Symmetry Non-Restoration via Order 10^{-10} B and L Asymmetries
John McDonald (U. of Glasgow)

TL;DR
This paper demonstrates that a small baryon asymmetry combined with low reheating temperatures can prevent symmetry restoration after inflation, potentially solving cosmological domain wall issues.
Contribution
It shows that symmetry non-restoration at high temperatures is achievable with observed baryon asymmetry if the reheating temperature is sufficiently low, around 1 GeV.
Findings
Symmetry non-restoration occurs at T_R ≤ 1 GeV with n_B/s ≈ 10^{-10}.
This mechanism can solve the Z_3 domain wall problem in NMSSM.

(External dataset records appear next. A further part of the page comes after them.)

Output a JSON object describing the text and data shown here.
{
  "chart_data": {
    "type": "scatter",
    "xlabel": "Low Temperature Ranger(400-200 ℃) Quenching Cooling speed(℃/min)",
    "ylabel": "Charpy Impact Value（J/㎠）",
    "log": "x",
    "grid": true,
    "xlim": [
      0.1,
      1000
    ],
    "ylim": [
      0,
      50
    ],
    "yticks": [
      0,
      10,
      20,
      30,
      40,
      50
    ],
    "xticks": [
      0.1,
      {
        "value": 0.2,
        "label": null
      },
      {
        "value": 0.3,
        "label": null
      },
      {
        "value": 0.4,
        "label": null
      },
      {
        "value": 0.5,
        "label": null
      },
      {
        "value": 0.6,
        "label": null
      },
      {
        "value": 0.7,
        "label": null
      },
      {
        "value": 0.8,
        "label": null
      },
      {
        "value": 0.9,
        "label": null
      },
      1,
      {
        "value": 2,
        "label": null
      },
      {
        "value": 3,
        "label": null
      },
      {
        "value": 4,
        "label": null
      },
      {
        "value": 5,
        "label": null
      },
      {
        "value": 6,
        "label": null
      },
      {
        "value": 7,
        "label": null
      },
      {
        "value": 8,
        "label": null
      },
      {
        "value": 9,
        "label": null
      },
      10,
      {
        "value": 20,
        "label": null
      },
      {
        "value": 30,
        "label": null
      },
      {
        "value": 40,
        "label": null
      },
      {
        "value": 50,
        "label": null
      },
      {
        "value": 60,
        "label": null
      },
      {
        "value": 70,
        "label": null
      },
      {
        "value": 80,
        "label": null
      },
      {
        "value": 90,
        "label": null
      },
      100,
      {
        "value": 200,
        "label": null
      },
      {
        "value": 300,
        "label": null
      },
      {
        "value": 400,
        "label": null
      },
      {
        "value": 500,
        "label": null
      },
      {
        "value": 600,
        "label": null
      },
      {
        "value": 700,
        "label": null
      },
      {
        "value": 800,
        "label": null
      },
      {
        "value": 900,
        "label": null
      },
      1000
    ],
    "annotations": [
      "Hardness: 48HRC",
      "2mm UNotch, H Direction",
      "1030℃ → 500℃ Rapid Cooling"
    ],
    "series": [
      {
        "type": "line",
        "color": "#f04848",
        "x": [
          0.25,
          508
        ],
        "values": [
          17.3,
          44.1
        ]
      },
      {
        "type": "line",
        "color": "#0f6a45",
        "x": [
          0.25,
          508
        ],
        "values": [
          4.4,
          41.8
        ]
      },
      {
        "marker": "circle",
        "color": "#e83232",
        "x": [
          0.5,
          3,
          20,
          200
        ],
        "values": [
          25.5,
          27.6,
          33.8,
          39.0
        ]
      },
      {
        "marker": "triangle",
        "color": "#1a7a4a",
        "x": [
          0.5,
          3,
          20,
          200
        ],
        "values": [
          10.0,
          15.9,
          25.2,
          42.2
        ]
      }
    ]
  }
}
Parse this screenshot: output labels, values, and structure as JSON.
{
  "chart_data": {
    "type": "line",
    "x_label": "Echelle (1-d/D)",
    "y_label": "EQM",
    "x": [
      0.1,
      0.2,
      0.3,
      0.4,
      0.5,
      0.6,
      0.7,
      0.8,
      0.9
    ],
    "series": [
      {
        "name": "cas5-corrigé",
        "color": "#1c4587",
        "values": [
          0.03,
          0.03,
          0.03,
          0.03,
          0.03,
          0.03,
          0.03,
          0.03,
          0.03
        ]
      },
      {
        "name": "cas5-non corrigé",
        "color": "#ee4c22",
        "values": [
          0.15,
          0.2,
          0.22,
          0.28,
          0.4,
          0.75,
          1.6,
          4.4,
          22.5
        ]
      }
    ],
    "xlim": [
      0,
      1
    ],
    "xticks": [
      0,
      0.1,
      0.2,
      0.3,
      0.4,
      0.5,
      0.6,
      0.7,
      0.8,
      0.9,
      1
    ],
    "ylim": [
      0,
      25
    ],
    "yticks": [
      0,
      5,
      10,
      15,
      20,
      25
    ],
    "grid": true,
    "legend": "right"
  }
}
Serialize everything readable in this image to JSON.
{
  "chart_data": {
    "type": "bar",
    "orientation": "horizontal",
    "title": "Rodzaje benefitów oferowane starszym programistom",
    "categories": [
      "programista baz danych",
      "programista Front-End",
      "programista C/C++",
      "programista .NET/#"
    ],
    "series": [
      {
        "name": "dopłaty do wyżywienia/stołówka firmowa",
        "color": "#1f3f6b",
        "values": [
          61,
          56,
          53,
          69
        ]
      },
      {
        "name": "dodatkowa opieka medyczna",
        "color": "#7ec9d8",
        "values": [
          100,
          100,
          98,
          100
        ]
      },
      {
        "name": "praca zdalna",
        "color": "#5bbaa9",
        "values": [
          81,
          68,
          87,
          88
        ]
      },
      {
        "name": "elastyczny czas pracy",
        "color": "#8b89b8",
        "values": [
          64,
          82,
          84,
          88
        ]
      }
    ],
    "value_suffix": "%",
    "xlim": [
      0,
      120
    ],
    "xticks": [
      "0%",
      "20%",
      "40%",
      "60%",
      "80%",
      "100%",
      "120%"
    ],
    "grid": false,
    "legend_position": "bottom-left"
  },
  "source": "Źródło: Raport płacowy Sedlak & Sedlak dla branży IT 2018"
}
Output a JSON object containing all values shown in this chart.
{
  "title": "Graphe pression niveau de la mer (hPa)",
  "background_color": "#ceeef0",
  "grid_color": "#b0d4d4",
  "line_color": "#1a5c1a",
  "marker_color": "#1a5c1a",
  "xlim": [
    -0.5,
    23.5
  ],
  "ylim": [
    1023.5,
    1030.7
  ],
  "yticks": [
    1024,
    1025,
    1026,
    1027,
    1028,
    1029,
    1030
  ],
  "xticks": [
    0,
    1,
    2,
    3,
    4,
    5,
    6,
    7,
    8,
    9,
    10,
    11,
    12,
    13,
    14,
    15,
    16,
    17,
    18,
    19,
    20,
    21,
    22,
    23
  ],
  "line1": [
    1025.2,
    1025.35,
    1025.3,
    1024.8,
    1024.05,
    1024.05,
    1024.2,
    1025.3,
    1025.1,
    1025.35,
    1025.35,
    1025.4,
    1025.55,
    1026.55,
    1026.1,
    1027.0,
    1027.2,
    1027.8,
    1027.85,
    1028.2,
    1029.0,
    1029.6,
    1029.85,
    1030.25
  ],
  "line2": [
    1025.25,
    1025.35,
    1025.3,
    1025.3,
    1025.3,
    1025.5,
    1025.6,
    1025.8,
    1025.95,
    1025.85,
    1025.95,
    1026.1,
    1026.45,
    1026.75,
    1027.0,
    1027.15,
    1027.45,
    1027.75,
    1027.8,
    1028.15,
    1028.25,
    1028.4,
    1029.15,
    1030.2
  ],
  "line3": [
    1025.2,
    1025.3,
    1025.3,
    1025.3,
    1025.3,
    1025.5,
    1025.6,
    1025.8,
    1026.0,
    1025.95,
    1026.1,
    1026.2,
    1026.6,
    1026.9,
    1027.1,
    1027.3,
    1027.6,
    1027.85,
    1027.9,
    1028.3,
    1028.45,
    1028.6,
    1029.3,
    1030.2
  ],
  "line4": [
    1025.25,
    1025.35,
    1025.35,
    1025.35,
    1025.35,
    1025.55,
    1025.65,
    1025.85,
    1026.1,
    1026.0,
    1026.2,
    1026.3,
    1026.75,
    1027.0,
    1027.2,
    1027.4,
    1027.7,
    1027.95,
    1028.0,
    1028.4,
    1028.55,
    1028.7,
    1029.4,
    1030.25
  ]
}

Low reheating temperatures align with Affleck-Dine baryogenesis predictions.
Abstract
It has been observed that a large lepton asymmetry, n_{L}/s \approx 0.1, can prevent the Higgs expectation value from going to zero at high temperature, resulting in the non-restoration of the SU(2)XU(1) gauge symmetry and other symmetries. This could allow for the elimination of domain walls and other dangerous topological defects. Here we show that if the reheating temperature after inflation, T_{R}, is sufficiently low then symmetry non-restoration will occur with an asymmetry of the order of the observed baryon asymmetry, n_{B}/s \approx 10^{-10}. For this to occur T_{R} \leq 1 GeV is necessary. Remarkably, this happens to be the reheating temperature expected in Affleck-Dine baryogenesis along a d=6 flat direction of the MSSM. As an example, we show that this can neatly solve the Z_{3} domain wall problem of the NMSSM.